A distribuição constitucional das competências públicas impõe a compreensão de toda a sociedade e dos agentes de segurança de que cabe ao Judiciário observar o devido processo legal e o contraditório para fazer o controle da legalidade da persecução criminal, agindo apenas por provocação e a partir do caso concreto.

É de responsabilidade do Poder Executivo planejar, debater com a sociedade e executar uma política pública de segurança, aliada a outras diversas formas de intervenção na organização social, para frear e combater o aumento da criminalidade.  Também é sua atribuição, através da polícia judiciária equipada e com capital humano valorizado, investigar com profundidade os crimes, especialmente os mais graves, levando à apreciação do Poder Judiciário inquéritos bem instruídos e em tempo hábil.
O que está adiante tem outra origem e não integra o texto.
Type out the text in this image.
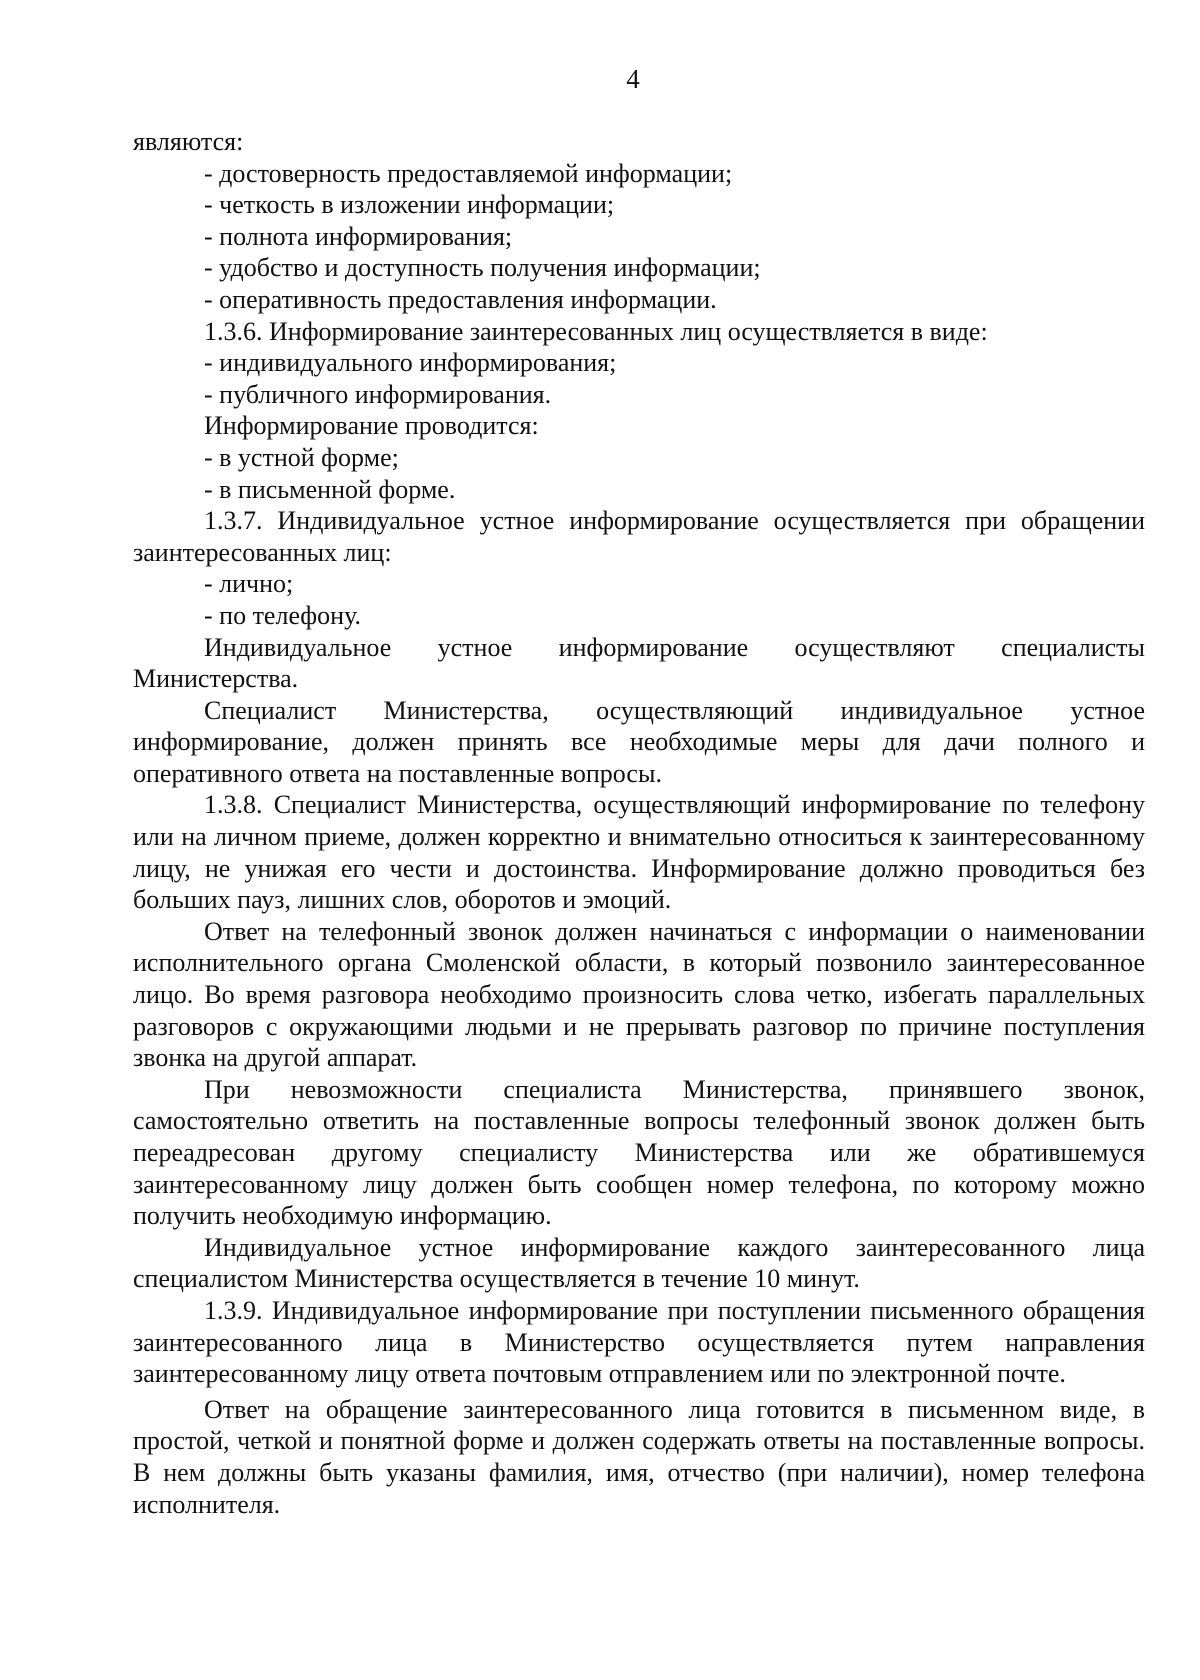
4

являются:

- достоверность предоставляемой информации;

- четкость в изложении информации;

- полнота информирования;

- удобство и доступность получения информации;

- оперативность предоставления информации.

1.3.6. Информирование заинтересованных лиц осуществляется в виде:

- индивидуального информирования;

- публичного информирования.

Информирование проводится:

- в устной форме;

- в письменной форме.

1.3.7. Индивидуальное устное информирование осуществляется при обращении заинтересованных лиц:

- лично;

- по телефону.

Индивидуальное устное информирование осуществляют специалисты Министерства.

Специалист Министерства, осуществляющий индивидуальное устное информирование, должен принять все необходимые меры для дачи полного и оперативного ответа на поставленные вопросы.

1.3.8. Специалист Министерства, осуществляющий информирование по телефону или на личном приеме, должен корректно и внимательно относиться к заинтересованному лицу, не унижая его чести и достоинства. Информирование должно проводиться без больших пауз, лишних слов, оборотов и эмоций.

Ответ на телефонный звонок должен начинаться с информации о наименовании исполнительного органа Смоленской области, в который позвонило заинтересованное лицо. Во время разговора необходимо произносить слова четко, избегать параллельных разговоров с окружающими людьми и не прерывать разговор по причине поступления звонка на другой аппарат.

При невозможности специалиста Министерства, принявшего звонок, самостоятельно ответить на поставленные вопросы телефонный звонок должен быть переадресован другому специалисту Министерства или же обратившемуся заинтересованному лицу должен быть сообщен номер телефона, по которому можно получить необходимую информацию.

Индивидуальное устное информирование каждого заинтересованного лица специалистом Министерства осуществляется в течение 10 минут.

1.3.9. Индивидуальное информирование при поступлении письменного обращения заинтересованного лица в Министерство осуществляется путем направления заинтересованному лицу ответа почтовым отправлением или по электронной почте.

Ответ на обращение заинтересованного лица готовится в письменном виде, в простой, четкой и понятной форме и должен содержать ответы на поставленные вопросы. В нем должны быть указаны фамилия, имя, отчество (при наличии), номер телефона исполнителя.
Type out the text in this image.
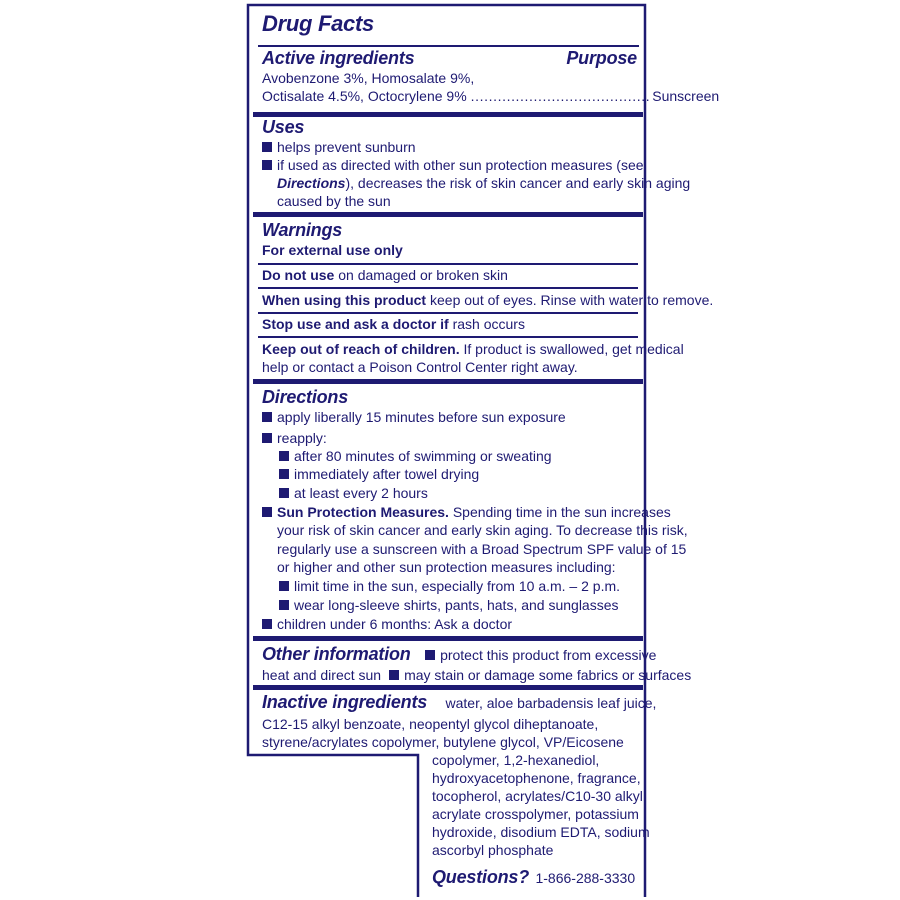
Drug Facts
Active ingredients	Purpose
Avobenzone 3%, Homosalate 9%,
Octisalate 4.5%, Octocrylene 9% ........................................ Sunscreen
Uses
helps prevent sunburn
if used as directed with other sun protection measures (see
Directions), decreases the risk of skin cancer and early skin aging
caused by the sun
Warnings
For external use only
Do not use on damaged or broken skin
When using this product keep out of eyes. Rinse with water to remove.
Stop use and ask a doctor if rash occurs
Keep out of reach of children. If product is swallowed, get medical
help or contact a Poison Control Center right away.
Directions
apply liberally 15 minutes before sun exposure
reapply:
after 80 minutes of swimming or sweating
immediately after towel drying
at least every 2 hours
Sun Protection Measures. Spending time in the sun increases
your risk of skin cancer and early skin aging. To decrease this risk,
regularly use a sunscreen with a Broad Spectrum SPF value of 15
or higher and other sun protection measures including:
limit time in the sun, especially from 10 a.m. – 2 p.m.
wear long-sleeve shirts, pants, hats, and sunglasses
children under 6 months: Ask a doctor
Other information protect this product from excessive
heat and direct sun may stain or damage some fabrics or surfaces
Inactive ingredients water, aloe barbadensis leaf juice,
C12-15 alkyl benzoate, neopentyl glycol diheptanoate,
styrene/acrylates copolymer, butylene glycol, VP/Eicosene
copolymer, 1,2-hexanediol,
hydroxyacetophenone, fragrance,
tocopherol, acrylates/C10-30 alkyl
acrylate crosspolymer, potassium
hydroxide, disodium EDTA, sodium
ascorbyl phosphate
Questions? 1-866-288-3330
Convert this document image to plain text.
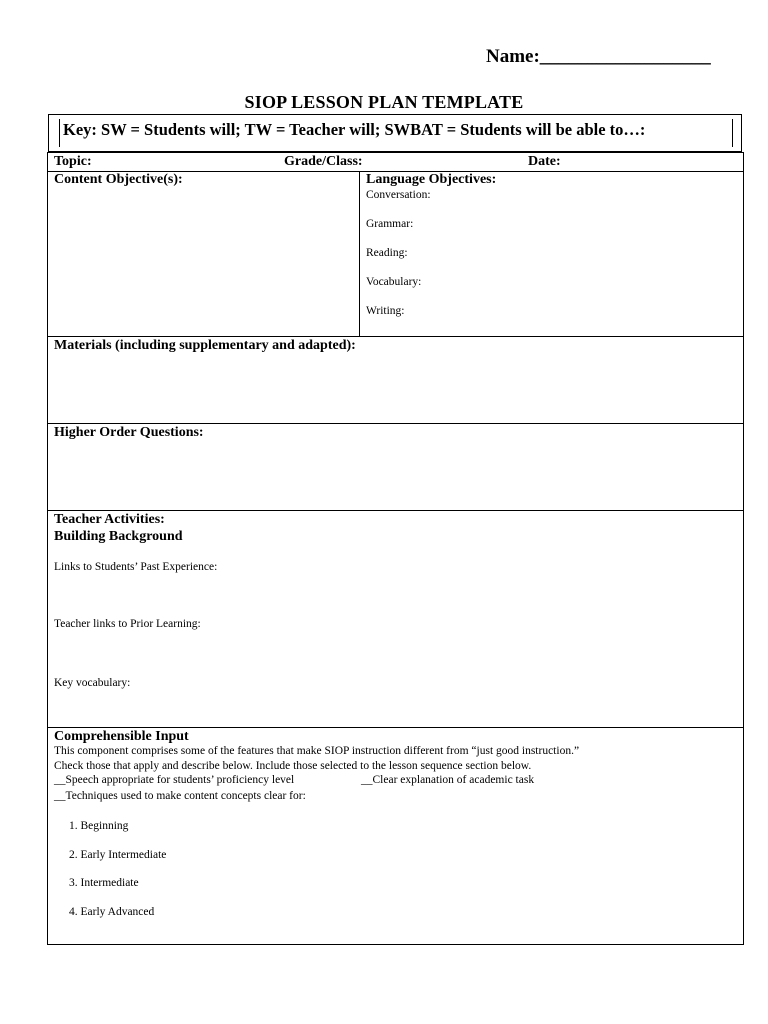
Name:__________________
SIOP LESSON PLAN TEMPLATE
Key: SW = Students will; TW = Teacher will; SWBAT = Students will be able to…:
Topic:	Grade/Class:	Date:
Content Objective(s):	Language Objectives:
Conversation:
Grammar:
Reading:
Vocabulary:
Writing:
Materials (including supplementary and adapted):
Higher Order Questions:
Teacher Activities:
Building Background
Links to Students’ Past Experience:
Teacher links to Prior Learning:
Key vocabulary:
Comprehensible Input
This component comprises some of the features that make SIOP instruction different from “just good instruction.”
Check those that apply and describe below. Include those selected to the lesson sequence section below.
__Speech appropriate for students’ proficiency level	__Clear explanation of academic task
__Techniques used to make content concepts clear for:
1. Beginning
2. Early Intermediate
3. Intermediate
4. Early Advanced
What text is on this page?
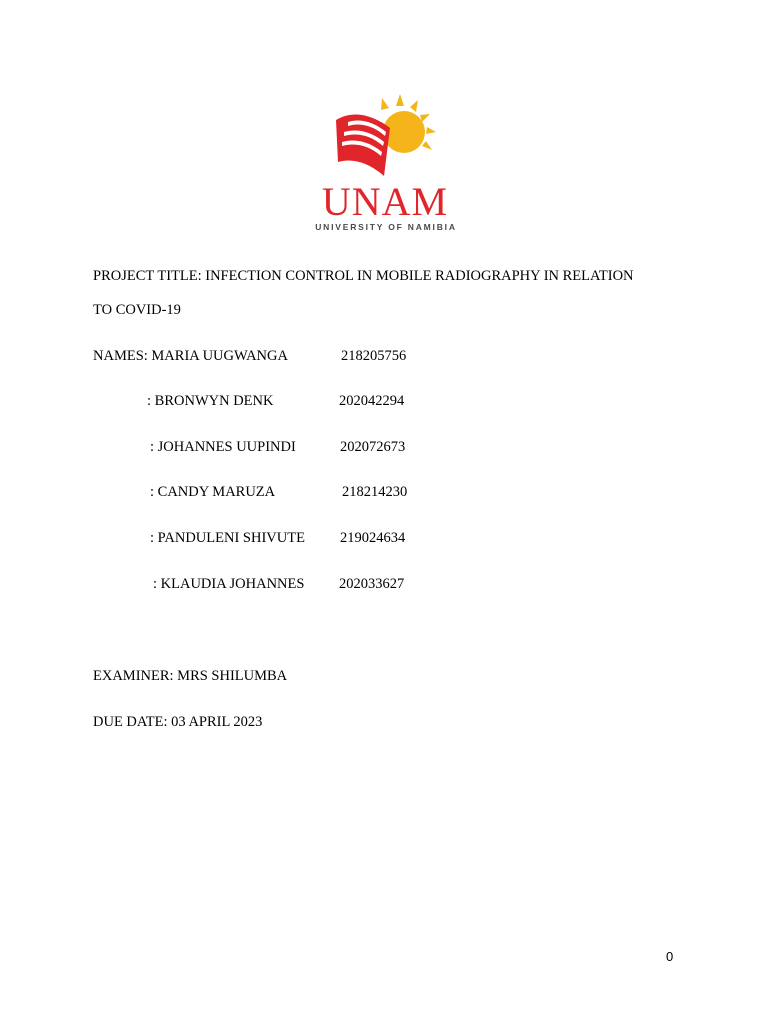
UNAM
UNIVERSITY OF NAMIBIA
PROJECT TITLE: INFECTION CONTROL IN MOBILE RADIOGRAPHY IN RELATION
TO COVID-19
NAMES: MARIA UUGWANGA	218205756
: BRONWYN DENK	202042294
: JOHANNES UUPINDI	202072673
: CANDY MARUZA	218214230
: PANDULENI SHIVUTE 219024634
: KLAUDIA JOHANNES 202033627
EXAMINER: MRS SHILUMBA
DUE DATE: 03 APRIL 2023
0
O Executivo precisa urgentemente resolver os problemas que assolam o sistema prisional superlotado e que geram efeitos nefastos para a sociedade.

Desde 2006, decisões judiciais que determinam a transferência de apenados para o regime semiaberto e aberto vem sendo desatendidas sistematicamente, situação que se agrava a cada ano. Por conta disso, ¾ dos apenados que deveriam estar cumprindo pena em estabelecimento adequado, ficam em liberdade, sem a vigilância compatível com o seu regime de cumprimento da pena, pois não há tornozeleiras disponíveis.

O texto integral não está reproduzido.